An RGB Method for 6D Object Pose Estimation

Abstract

Autonomous robot manipulation involves estimating the translation and orientation of the object to be manipulated as a 6-degree-of-freedom (6D) pose. Methods using RGBD data have shown great success in solving this problem. However, there are situations where cost constraints or the working environment may limit the use of RGB-D sensors. When limited to monocular camera data only, the problem of object pose estimation is very challenging. In this work, we introduce a novel method called SilhoNet that predicts 6D object pose from monocular images. We use a Convolutional Neural Network (CNN) pipeline that takes in region of interest (ROI) proposals to simultaneously predict an intermediate silhouette representation for objects with an associated occlusion mask and a 3D translation vector. The 3D orientation is then regressed from the predicted silhouettes. We show that our method achieves better overall performance on the YCB-Video dataset than two state-of-the art networks for 6D pose estimation from monocular image input.

SilhoNet-Fisheye

Adaptation of A ROI Based Object Pose Estimation Network to Monocular Fisheye Images

Abstract

There has been much recent interest in deep learning methods for monocular image based object pose estimation. While object pose estimation is an important problem for autonomous robot interaction with the physical world, and the application space for monocular-based methods is expansive, there has been little work on applying these methods with fisheye imaging systems.

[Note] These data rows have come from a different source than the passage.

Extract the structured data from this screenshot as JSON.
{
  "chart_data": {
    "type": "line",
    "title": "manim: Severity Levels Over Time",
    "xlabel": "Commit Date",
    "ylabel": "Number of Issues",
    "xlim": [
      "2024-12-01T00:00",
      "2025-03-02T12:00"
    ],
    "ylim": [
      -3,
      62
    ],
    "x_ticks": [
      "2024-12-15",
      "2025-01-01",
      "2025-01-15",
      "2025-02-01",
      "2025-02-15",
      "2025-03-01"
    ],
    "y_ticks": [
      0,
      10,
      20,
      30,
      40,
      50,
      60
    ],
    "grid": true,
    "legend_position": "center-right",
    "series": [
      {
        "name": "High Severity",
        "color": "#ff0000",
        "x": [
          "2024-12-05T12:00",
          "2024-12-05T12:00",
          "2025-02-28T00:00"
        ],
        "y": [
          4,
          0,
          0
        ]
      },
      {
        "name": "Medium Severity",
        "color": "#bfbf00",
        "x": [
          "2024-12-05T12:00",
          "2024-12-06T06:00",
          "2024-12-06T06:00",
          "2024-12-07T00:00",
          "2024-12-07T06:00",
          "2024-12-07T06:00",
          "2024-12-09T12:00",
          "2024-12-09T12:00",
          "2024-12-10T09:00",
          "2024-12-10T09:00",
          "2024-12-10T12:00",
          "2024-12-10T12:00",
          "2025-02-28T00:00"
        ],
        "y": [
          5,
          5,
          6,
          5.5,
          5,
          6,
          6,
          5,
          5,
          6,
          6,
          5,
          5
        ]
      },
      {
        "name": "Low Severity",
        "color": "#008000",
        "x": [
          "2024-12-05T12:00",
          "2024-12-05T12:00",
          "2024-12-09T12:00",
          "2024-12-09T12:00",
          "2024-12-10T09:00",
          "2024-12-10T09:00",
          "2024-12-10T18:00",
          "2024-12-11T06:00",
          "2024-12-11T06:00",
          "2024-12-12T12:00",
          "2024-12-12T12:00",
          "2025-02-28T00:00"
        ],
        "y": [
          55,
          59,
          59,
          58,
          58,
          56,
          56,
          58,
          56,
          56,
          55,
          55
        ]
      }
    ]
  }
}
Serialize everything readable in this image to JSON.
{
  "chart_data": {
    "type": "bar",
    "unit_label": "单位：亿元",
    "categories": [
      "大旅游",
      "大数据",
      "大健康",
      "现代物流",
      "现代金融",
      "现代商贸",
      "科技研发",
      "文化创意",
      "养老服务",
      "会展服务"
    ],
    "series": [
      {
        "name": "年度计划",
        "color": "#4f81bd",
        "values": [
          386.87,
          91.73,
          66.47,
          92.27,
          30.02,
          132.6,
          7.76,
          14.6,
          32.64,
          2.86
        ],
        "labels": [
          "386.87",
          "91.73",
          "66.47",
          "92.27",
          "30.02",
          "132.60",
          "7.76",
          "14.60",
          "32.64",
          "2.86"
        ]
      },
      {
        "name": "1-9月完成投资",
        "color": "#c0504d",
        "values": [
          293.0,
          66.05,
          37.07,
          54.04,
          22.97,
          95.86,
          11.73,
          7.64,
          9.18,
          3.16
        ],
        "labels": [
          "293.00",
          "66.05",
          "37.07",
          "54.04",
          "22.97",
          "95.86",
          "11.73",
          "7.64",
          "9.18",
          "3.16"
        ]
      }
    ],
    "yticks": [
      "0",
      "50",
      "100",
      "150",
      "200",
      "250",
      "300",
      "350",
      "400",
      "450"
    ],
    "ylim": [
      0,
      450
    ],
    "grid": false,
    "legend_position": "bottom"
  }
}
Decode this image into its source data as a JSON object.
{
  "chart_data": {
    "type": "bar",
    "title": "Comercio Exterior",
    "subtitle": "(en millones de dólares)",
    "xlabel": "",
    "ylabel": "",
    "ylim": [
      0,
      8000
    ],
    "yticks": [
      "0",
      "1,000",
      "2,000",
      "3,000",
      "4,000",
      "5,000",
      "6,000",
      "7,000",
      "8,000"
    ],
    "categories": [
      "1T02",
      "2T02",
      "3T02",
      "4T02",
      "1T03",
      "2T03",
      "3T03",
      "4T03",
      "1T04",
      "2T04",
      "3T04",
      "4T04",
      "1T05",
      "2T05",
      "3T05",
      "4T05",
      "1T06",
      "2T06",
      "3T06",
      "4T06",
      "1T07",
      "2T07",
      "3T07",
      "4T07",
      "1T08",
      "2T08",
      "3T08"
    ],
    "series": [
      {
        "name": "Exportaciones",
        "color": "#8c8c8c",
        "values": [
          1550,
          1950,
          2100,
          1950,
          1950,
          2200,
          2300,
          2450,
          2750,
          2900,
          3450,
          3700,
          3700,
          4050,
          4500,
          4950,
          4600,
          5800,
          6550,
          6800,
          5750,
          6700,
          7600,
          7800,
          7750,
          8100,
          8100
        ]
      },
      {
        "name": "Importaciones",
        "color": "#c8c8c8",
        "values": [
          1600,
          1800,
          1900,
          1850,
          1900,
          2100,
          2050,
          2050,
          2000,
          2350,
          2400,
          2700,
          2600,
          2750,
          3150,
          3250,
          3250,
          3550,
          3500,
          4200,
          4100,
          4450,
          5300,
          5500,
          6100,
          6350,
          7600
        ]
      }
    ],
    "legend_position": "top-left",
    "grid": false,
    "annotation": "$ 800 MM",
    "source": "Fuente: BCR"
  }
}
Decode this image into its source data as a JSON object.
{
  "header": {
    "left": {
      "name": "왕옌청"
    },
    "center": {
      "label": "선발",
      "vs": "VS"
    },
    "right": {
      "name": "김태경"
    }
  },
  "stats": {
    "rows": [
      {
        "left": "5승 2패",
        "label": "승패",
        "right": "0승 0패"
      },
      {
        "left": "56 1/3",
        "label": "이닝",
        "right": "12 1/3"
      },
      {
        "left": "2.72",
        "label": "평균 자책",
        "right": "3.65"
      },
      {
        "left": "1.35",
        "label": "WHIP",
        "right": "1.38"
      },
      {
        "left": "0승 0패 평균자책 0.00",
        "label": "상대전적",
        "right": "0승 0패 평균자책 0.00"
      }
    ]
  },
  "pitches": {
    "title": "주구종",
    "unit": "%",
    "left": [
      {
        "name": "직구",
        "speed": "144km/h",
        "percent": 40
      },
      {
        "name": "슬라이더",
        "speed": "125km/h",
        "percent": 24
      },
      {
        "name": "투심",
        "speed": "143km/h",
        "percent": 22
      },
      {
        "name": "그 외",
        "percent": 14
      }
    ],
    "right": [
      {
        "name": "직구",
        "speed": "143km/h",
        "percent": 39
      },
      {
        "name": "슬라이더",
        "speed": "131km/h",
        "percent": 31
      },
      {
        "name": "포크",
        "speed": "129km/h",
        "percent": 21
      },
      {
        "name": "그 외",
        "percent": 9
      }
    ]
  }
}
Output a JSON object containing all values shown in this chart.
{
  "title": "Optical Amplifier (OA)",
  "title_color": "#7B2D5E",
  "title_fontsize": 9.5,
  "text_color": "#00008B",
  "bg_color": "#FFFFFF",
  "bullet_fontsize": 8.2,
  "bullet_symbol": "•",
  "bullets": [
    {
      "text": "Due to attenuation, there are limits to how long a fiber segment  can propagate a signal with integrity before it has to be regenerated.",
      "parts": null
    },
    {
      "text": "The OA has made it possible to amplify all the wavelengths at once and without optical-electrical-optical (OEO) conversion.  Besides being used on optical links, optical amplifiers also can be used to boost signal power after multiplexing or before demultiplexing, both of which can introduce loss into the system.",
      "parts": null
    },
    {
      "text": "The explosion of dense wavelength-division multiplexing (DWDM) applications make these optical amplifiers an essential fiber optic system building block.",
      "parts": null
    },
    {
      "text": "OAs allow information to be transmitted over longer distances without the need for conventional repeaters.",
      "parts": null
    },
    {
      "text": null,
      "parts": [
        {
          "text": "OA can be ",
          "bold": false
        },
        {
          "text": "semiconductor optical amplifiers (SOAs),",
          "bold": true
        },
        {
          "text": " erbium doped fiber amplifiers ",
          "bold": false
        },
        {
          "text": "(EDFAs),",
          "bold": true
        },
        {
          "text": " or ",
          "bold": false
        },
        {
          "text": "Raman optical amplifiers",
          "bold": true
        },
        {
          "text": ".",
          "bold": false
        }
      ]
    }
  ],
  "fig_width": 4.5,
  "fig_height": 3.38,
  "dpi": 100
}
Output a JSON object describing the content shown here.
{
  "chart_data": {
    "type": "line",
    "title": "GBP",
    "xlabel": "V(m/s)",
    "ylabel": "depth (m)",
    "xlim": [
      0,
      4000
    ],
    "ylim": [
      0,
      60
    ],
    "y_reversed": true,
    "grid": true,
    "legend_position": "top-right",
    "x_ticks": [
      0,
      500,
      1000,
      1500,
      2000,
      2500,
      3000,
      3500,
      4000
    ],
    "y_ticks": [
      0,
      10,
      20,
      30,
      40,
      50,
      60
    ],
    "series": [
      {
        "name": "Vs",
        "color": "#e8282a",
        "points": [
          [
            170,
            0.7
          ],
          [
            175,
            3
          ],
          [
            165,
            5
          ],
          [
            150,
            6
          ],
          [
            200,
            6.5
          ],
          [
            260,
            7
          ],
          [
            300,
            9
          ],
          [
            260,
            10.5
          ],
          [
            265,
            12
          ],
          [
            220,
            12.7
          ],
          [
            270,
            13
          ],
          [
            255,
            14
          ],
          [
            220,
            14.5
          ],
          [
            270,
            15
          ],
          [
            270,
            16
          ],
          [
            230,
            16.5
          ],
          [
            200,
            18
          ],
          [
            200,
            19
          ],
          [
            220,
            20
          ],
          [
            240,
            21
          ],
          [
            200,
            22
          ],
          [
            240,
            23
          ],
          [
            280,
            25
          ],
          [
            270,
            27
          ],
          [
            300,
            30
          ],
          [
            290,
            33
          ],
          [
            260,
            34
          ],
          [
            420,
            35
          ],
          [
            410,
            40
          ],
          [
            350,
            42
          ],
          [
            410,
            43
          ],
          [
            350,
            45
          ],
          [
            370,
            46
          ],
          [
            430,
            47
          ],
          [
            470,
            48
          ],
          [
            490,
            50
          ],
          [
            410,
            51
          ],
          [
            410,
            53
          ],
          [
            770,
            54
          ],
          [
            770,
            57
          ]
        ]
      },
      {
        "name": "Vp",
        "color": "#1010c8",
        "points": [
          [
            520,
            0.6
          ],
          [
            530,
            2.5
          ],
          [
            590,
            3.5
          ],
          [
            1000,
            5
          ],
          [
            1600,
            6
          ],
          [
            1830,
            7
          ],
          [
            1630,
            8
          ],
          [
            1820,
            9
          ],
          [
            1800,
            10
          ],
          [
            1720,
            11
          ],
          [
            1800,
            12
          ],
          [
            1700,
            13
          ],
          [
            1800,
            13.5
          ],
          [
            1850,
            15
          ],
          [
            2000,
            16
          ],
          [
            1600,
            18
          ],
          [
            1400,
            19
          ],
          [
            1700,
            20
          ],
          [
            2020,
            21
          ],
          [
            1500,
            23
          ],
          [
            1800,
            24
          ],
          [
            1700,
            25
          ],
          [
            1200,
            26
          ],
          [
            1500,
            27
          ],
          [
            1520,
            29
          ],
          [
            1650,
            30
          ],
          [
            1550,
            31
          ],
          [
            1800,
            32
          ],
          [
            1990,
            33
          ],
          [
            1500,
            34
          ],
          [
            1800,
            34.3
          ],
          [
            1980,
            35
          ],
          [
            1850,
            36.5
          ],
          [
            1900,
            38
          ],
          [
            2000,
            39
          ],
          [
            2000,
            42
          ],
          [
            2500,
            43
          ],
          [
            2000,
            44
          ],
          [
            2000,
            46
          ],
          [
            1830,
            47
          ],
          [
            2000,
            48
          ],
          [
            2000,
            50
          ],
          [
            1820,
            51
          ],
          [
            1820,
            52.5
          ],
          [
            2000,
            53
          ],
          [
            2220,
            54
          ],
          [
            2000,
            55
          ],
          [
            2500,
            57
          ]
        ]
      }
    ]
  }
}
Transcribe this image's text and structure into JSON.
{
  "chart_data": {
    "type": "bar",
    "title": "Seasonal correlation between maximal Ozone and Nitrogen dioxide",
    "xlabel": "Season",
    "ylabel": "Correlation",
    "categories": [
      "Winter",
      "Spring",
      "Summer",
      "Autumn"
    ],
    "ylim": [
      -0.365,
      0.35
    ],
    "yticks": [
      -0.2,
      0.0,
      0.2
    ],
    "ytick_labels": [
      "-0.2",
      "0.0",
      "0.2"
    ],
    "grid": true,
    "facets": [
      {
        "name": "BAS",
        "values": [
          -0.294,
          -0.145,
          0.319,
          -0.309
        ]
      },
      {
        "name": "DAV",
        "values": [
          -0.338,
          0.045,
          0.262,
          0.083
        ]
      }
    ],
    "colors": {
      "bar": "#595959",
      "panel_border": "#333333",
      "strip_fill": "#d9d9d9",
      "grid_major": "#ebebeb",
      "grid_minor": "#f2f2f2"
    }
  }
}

Also, little exists in the way of annotated fisheye image datasets on which these methods can be developed and tested. The research landscape is even more sparse for object detection methods applied in the underwater domain, fisheye image based or otherwise. In this work, we present a novel framework for adapting a ROI-based 6D object pose estimation method to work on full fisheye images. The method incorporates the gnomic projection of regions of interest from an intermediate spherical image representation to correct for the fisheye distortions. Further, we contribute a fisheye image dataset, called UWHandles, collected in natural underwater environments, with 6D object pose and 2D bounding box annotations.